Supervision is distinct from other coaching-related modalities, with coaches usually encountering it after they have completed their initial coach training. While appropriate to make use of coach supervision after initial training, it is in this period that it is sometimes met with apprehension, due to lack of exposure during training. Coaches are likely to have had a primary coach trainer, perhaps a course supervisor and/or mentors, but these roles take a different form to coach supervision in its proper form.

Here are some clearly categorised roles to make sense of the what coaches encounter in their journey before coach supervision (overlap in these roles is commonplace).

Coach Trainer

Teaches coaching models, skills and theoretical frameworks academically and through practice

Mentor Coach

Develops coaches’ use and integration of coaching skills: core competencies, business practices related to coaching etc

Coaching Course Supervisor

Supports coaching trainees in administrative requirements of a course and touches on learning through practice

Coach supervision distinguishes itself from these roles because it is pertinent to coaches’ lived experience in engaging with real-world clients. Consequent to coaches having comfortably integrated their use of the basics (core competencies), supervision provides the space to reflect on their strengths, developmental areas and relationships with clients, whether those are seen to be individuals or sponsors (for the remainder of this article, read “clients” as inclusive of a sponsor where relevant).

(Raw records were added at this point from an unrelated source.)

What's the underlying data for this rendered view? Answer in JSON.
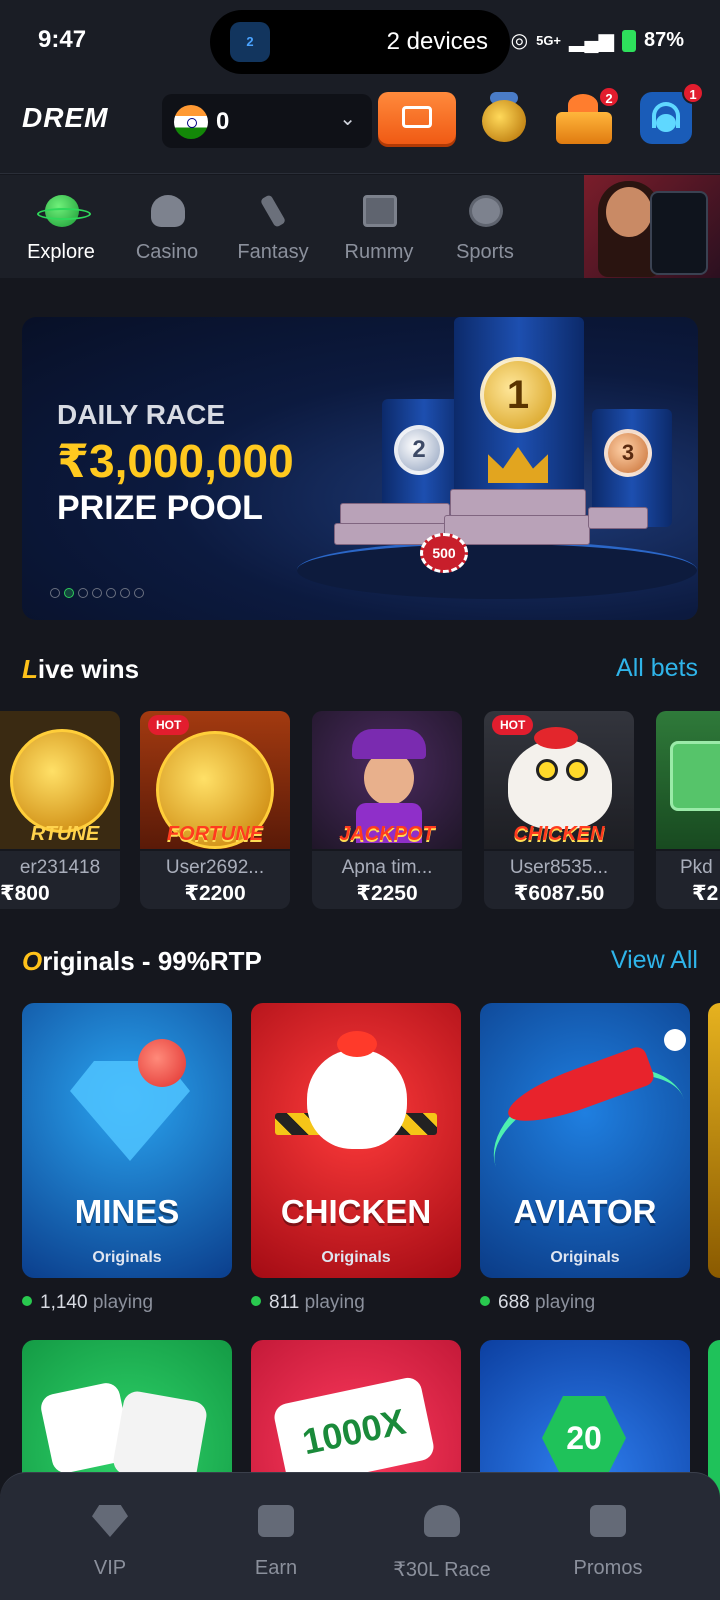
{
  "status_bar": {
    "time": "9:47",
    "island_text": "2 devices",
    "island_badge": "2",
    "network": "5G+",
    "battery": "87%"
  },
  "header": {
    "logo": "DREM",
    "balance": "0",
    "jar_icon": "gold-jar-icon",
    "gift_badge": "2",
    "support_badge": "1"
  },
  "categories": [
    {
      "label": "Explore",
      "active": true
    },
    {
      "label": "Casino",
      "active": false
    },
    {
      "label": "Fantasy",
      "active": false
    },
    {
      "label": "Rummy",
      "active": false
    },
    {
      "label": "Sports",
      "active": false
    }
  ],
  "banner": {
    "line1": "DAILY RACE",
    "line2": "₹3,000,000",
    "line3": "PRIZE POOL",
    "medals": [
      "1",
      "2",
      "3"
    ],
    "chip": "500",
    "slide_count": 7,
    "active_slide": 2
  },
  "live_wins": {
    "title_first": "L",
    "title_rest": "ive wins",
    "link": "All bets",
    "items": [
      {
        "user": "er231418",
        "amount": "₹800",
        "hot": "",
        "game_text": "RTUNE"
      },
      {
        "user": "User2692...",
        "amount": "₹2200",
        "hot": "HOT",
        "game_text": "FORTUNE"
      },
      {
        "user": "Apna tim...",
        "amount": "₹2250",
        "hot": "",
        "game_text": "JACKPOT"
      },
      {
        "user": "User8535...",
        "amount": "₹6087.50",
        "hot": "HOT",
        "game_text": "CHICKEN"
      },
      {
        "user": "Pkd",
        "amount": "₹2",
        "hot": "",
        "game_text": ""
      }
    ]
  },
  "originals": {
    "title_first": "O",
    "title_rest": "riginals - 99%RTP",
    "link": "View All",
    "games": [
      {
        "name": "MINES",
        "sub": "Originals",
        "count": "1,140",
        "playing": "playing"
      },
      {
        "name": "CHICKEN",
        "sub": "Originals",
        "count": "811",
        "playing": "playing"
      },
      {
        "name": "AVIATOR",
        "sub": "Originals",
        "count": "688",
        "playing": "playing"
      }
    ],
    "row2": [
      {
        "label": ""
      },
      {
        "label": "1000X"
      },
      {
        "label": "20"
      }
    ]
  },
  "bottom_nav": [
    {
      "label": "VIP",
      "icon": "diamond-icon"
    },
    {
      "label": "Earn",
      "icon": "earn-icon"
    },
    {
      "label": "₹30L Race",
      "icon": "trophy-icon"
    },
    {
      "label": "Promos",
      "icon": "gift-icon"
    }
  ],
  "colors": {
    "accent_blue": "#2fb4e9",
    "accent_gold": "#ffc21a",
    "online_green": "#29c94f",
    "badge_red": "#e21d2e"
  }
}
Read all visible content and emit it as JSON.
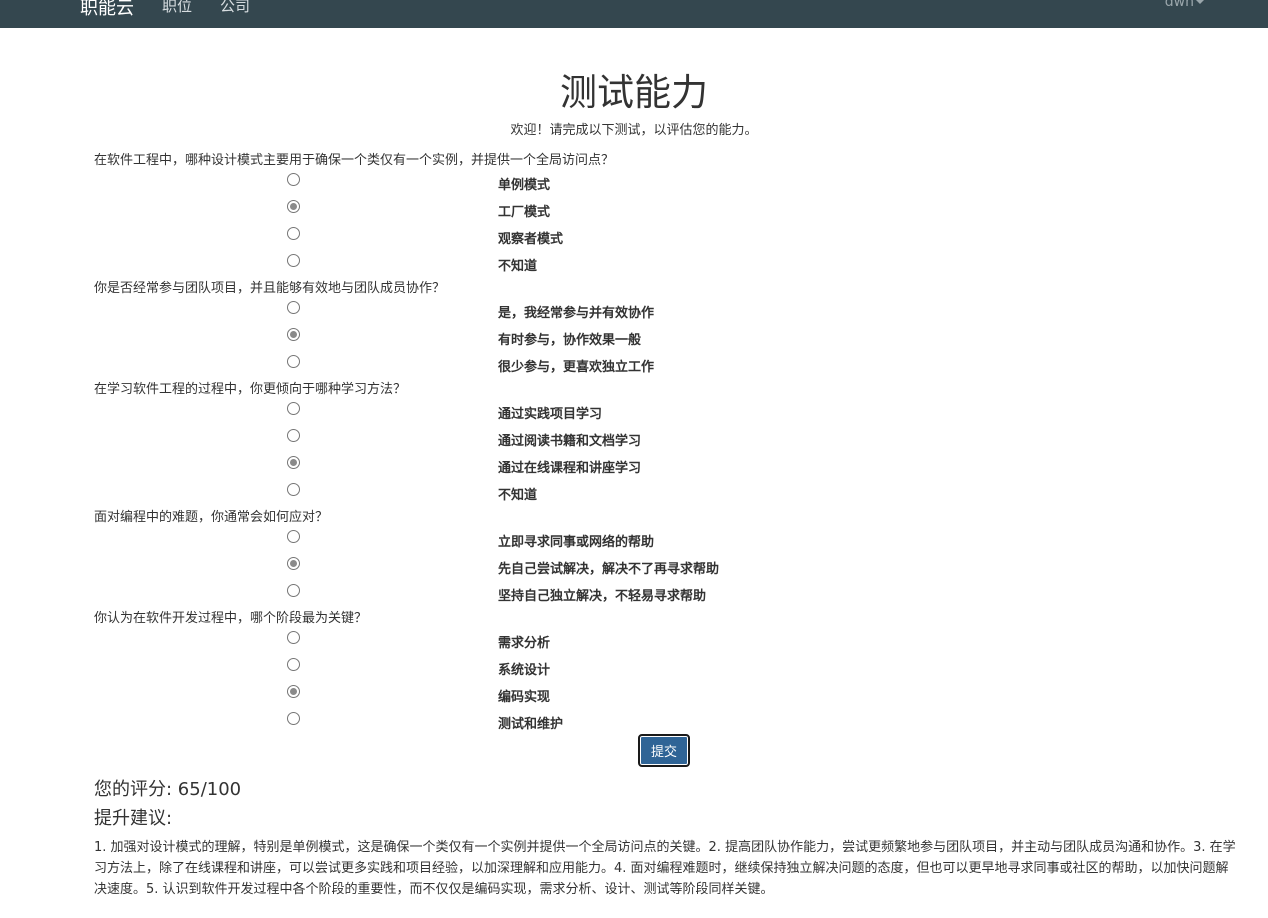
{
  "navbar": {
    "brand": "职能云",
    "links": [
      "职位",
      "公司"
    ],
    "user": "dwn"
  },
  "header": {
    "title": "测试能力",
    "welcome": "欢迎！请完成以下测试，以评估您的能力。"
  },
  "questions": [
    {
      "text": "在软件工程中，哪种设计模式主要用于确保一个类仅有一个实例，并提供一个全局访问点？",
      "options": [
        "单例模式",
        "工厂模式",
        "观察者模式",
        "不知道"
      ],
      "selected": 1
    },
    {
      "text": "你是否经常参与团队项目，并且能够有效地与团队成员协作？",
      "options": [
        "是，我经常参与并有效协作",
        "有时参与，协作效果一般",
        "很少参与，更喜欢独立工作"
      ],
      "selected": 1
    },
    {
      "text": "在学习软件工程的过程中，你更倾向于哪种学习方法？",
      "options": [
        "通过实践项目学习",
        "通过阅读书籍和文档学习",
        "通过在线课程和讲座学习",
        "不知道"
      ],
      "selected": 2
    },
    {
      "text": "面对编程中的难题，你通常会如何应对？",
      "options": [
        "立即寻求同事或网络的帮助",
        "先自己尝试解决，解决不了再寻求帮助",
        "坚持自己独立解决，不轻易寻求帮助"
      ],
      "selected": 1
    },
    {
      "text": "你认为在软件开发过程中，哪个阶段最为关键？",
      "options": [
        "需求分析",
        "系统设计",
        "编码实现",
        "测试和维护"
      ],
      "selected": 2
    }
  ],
  "form": {
    "submit_label": "提交"
  },
  "result": {
    "score_text": "您的评分: 65/100",
    "advice_heading": "提升建议:",
    "advice_text": "1. 加强对设计模式的理解，特别是单例模式，这是确保一个类仅有一个实例并提供一个全局访问点的关键。2. 提高团队协作能力，尝试更频繁地参与团队项目，并主动与团队成员沟通和协作。3. 在学习方法上，除了在线课程和讲座，可以尝试更多实践和项目经验，以加深理解和应用能力。4. 面对编程难题时，继续保持独立解决问题的态度，但也可以更早地寻求同事或社区的帮助，以加快问题解决速度。5. 认识到软件开发过程中各个阶段的重要性，而不仅仅是编码实现，需求分析、设计、测试等阶段同样关键。"
  },
  "colors": {
    "navbar_bg": "#34474f",
    "submit_bg": "#2f6496"
  }
}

Zooming in on these elements, supervision sets itself apart by drawing specific attention to the nature of the relationship between coach and client. In this space, coach and supervisor explore how the former shows up in relation to specific clients and circumstances, shedding light on the many factors which may have influence. Robin Shohet and Peter Hawkins introduced the 7-Eyed Model of Supervision, one of a number of useful ways to uncover these relevant elements:

  • The coach’s system and client situation
  • The coach’s interventions
  • The relationship between the coach and their client
  • The coach’s own experience
  • Parallel process
  • The supervisor’s self-reflections
  • The wider context

Using this or other models as a roadmap, the subtleties of coaches’ relationships with clients can be made clearly visible, their influence on the whole situation recognised and appropriate resolution designed. In coach supervision, coaches can expect little attention if any, to be placed on the technicalities of coaching (i.e. the coach’s use of core competencies).

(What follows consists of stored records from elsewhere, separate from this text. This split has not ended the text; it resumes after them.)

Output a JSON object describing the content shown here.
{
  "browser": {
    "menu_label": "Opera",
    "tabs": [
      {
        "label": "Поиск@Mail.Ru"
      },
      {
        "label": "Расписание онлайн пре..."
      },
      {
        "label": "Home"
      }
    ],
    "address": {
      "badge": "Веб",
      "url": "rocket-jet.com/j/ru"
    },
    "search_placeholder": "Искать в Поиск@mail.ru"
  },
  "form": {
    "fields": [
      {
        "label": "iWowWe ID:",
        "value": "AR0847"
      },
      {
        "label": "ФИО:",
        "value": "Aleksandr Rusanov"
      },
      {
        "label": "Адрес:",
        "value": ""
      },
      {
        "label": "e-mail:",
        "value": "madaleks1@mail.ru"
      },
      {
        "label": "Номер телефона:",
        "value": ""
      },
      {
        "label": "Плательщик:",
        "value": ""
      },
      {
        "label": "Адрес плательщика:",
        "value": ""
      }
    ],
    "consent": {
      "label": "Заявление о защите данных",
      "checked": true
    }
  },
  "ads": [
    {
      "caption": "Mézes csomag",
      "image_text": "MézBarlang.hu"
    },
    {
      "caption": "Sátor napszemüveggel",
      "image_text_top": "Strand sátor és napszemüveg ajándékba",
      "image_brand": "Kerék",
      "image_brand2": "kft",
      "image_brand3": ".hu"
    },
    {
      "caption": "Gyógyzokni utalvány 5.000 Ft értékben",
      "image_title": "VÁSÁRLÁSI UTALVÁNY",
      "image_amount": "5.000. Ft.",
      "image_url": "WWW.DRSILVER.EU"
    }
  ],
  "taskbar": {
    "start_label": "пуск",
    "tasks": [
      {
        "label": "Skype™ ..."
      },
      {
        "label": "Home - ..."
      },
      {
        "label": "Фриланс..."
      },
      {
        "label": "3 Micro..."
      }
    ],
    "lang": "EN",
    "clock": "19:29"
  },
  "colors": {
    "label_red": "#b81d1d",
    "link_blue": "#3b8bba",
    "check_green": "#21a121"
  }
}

Rather, through reflective practice the supervisor assists the coach to holistically discover how the personal impacts the professional (e.g. how the coach’s psychological working-styles impact their effectiveness), holds a supportive space (e.g. using a humanistic approach to bring symptomatic relief to what is going on for the coach), identifies developmental directions (e.g. deepening and broadening the coach’s insight into their coaching model and theoretical frameworks), and the interplay between these (safety and ethics, relationship and learning, systems and culture).

You will notice the complexity and depth of this practice. Aptly, coaches are encouraged to select their supervisors considering:

  • They are specifically trained as supervisors
  • They are in regular supervision themselves
  • They maintain their own continuous professional development
  • They are accountable and ethical (e.g. belong to a professional body)
  • They are specifically trained in a valid psychological modality (core to supervision is psychological-mindedness)

Whilst acknowledging the value of peer-coaching, having one’s own coach, and “peer supervision”, coach supervision comes to prominence in how it coherently and powerfully surfaces and transforms all the factors relating to coaches’ experience of their practice.